In India, investors have been spooked by the deceleration in GDP growth to 5% (monsoon deficits and the credit crunch in rural India being the primary culprits), the vulnerability of the export economy (now, accounting for 20% of GDP) to the global slowdown, the stock market overhang from pledged shares being held as collateral and the government’s self-inflicted wounds (specifically, the tax surcharge on high-networth and foreign portfolio investors and the heavy-footed response to the credit squeeze on the smaller non-bank finance companies).
(Sept 30): The Tantallon India Fund closed 4.58% lower in August, almost all of it on account of the rupee’s 3.7% depreciation against the US dollar, in line with the 4% depreciation of the renminbi.
The world is significantly more complicated than just six months ago.

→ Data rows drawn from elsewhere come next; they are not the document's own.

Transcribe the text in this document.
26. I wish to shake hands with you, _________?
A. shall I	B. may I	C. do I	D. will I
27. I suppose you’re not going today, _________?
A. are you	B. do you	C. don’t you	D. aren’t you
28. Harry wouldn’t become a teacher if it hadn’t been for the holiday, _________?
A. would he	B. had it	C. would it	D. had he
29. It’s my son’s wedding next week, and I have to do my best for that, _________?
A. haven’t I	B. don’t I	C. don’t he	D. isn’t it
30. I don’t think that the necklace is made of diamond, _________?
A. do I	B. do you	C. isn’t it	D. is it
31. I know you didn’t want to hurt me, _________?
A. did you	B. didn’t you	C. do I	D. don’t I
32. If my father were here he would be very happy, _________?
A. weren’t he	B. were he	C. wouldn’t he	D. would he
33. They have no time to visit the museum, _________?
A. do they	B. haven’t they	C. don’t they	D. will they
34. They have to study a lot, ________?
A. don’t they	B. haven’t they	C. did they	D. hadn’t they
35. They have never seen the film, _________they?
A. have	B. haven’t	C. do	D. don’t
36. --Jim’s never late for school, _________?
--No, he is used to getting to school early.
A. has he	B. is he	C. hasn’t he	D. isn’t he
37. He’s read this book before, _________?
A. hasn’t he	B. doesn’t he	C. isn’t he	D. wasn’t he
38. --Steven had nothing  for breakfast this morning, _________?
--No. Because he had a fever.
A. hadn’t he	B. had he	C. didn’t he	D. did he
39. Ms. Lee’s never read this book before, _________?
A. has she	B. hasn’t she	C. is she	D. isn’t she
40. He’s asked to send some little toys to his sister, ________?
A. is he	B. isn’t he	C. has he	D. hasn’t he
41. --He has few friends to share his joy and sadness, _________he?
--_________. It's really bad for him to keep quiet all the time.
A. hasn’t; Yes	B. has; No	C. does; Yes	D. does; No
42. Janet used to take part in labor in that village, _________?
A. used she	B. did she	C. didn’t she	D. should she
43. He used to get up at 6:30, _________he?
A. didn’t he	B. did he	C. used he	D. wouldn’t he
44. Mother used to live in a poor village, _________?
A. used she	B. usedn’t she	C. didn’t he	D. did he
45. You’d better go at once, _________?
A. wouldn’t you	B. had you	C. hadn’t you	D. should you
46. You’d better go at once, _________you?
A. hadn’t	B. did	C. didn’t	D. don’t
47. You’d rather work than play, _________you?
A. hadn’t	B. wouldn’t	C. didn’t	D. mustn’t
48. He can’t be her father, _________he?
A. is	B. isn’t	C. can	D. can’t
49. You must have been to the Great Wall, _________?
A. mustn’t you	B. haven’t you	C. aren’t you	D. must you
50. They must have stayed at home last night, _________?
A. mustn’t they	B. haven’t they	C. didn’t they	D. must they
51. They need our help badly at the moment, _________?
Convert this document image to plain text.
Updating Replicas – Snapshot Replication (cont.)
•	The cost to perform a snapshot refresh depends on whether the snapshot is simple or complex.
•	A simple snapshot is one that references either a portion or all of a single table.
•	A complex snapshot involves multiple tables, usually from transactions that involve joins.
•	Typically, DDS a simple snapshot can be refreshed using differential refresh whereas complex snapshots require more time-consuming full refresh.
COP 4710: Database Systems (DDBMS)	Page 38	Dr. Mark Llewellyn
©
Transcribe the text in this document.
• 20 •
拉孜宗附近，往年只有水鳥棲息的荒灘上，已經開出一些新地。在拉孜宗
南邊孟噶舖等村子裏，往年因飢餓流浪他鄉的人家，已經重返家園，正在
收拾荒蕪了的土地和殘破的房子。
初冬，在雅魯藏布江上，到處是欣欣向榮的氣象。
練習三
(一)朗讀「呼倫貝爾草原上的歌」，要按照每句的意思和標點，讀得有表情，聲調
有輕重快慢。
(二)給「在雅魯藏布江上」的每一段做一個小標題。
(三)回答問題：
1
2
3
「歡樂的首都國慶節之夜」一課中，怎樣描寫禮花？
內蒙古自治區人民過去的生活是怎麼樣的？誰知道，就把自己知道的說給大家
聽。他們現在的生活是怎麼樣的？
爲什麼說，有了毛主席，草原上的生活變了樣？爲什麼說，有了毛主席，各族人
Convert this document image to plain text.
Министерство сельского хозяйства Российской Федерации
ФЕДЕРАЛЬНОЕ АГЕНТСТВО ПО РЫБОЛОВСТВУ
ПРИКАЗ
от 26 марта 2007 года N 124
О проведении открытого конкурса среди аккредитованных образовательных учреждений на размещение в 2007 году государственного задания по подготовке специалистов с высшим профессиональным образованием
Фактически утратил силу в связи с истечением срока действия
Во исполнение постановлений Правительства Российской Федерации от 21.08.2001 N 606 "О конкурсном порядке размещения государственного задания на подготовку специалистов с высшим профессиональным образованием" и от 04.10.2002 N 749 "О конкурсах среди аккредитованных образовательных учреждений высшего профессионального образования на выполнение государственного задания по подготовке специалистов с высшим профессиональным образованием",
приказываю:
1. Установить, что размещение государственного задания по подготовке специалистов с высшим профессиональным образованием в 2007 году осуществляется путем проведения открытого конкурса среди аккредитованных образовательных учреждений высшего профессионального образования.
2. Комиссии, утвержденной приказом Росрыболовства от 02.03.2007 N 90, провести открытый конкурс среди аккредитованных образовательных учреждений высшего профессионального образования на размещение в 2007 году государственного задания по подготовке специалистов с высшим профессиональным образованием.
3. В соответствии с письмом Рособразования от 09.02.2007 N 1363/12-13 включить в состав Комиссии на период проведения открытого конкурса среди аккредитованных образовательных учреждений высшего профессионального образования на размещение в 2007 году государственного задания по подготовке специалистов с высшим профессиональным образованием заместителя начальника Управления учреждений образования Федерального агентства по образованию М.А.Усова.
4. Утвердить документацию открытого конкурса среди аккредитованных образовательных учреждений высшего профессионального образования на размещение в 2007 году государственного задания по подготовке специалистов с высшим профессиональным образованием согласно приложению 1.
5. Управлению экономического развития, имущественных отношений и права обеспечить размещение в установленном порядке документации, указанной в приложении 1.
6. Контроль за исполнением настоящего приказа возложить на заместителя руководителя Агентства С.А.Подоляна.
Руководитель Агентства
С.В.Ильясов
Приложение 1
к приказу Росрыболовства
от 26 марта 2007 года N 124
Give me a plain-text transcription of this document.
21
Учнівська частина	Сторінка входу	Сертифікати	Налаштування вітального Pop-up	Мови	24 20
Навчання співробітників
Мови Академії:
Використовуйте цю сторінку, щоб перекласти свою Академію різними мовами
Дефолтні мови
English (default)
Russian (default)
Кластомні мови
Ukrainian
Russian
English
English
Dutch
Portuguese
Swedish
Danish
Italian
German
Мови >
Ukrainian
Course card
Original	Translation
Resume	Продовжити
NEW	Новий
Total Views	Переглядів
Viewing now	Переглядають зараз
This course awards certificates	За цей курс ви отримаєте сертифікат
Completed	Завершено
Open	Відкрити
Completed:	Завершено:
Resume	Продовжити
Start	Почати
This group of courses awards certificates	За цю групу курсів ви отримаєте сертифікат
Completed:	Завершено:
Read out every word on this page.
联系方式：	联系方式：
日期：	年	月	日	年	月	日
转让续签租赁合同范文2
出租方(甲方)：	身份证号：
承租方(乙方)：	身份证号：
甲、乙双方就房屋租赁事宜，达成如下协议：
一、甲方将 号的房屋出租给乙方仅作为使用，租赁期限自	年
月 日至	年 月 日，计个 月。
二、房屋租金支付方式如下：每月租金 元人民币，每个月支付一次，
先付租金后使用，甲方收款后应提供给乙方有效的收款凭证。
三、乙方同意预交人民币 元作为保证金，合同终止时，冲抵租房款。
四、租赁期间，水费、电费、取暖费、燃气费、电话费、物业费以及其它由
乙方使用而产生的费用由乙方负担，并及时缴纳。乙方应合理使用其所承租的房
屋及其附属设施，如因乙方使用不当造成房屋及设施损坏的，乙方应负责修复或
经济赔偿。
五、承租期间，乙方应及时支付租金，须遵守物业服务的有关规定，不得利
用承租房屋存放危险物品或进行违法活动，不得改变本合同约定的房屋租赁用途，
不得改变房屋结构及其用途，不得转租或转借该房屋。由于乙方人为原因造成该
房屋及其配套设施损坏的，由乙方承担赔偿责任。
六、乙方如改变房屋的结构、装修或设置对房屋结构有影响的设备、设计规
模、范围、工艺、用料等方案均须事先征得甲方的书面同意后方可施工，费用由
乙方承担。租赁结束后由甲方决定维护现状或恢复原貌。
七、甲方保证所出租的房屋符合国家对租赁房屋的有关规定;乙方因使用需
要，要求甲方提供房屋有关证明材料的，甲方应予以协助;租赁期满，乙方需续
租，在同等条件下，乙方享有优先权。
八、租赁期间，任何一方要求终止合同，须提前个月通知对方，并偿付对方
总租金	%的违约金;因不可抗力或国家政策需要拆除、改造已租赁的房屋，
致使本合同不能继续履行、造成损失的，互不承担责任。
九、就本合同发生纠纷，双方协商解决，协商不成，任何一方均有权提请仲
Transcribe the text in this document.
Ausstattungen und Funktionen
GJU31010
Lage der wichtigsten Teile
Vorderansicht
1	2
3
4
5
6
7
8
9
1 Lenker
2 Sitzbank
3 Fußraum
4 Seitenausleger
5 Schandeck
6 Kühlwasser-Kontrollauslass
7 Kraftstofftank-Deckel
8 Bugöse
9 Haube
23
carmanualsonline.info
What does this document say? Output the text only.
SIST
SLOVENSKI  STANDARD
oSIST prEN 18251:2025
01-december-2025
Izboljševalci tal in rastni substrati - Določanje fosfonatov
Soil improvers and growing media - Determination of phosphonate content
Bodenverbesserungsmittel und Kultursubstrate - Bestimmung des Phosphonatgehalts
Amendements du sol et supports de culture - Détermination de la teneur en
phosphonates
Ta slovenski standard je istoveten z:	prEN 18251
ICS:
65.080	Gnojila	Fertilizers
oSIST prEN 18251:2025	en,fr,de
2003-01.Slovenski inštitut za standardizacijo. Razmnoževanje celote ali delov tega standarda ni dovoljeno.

The spectre of an increasingly aggressive response to the mass demonstrations in Hong Kong, the risk-off/risk-on market schizophrenia to offagain/on-again, trade-talk carrots and sticks, a liquidity-constrained and slowing China and an inverted yield curve foreshadowing a potential global recession, the bleak prospects of a no-deal Brexit, saber-rattling over the Kashmir Valley, rolling conflicts in the Middle East… the list goes on and on and on, paralysing actual investment decision-making and encouraging myopic portfolio duration and positioning.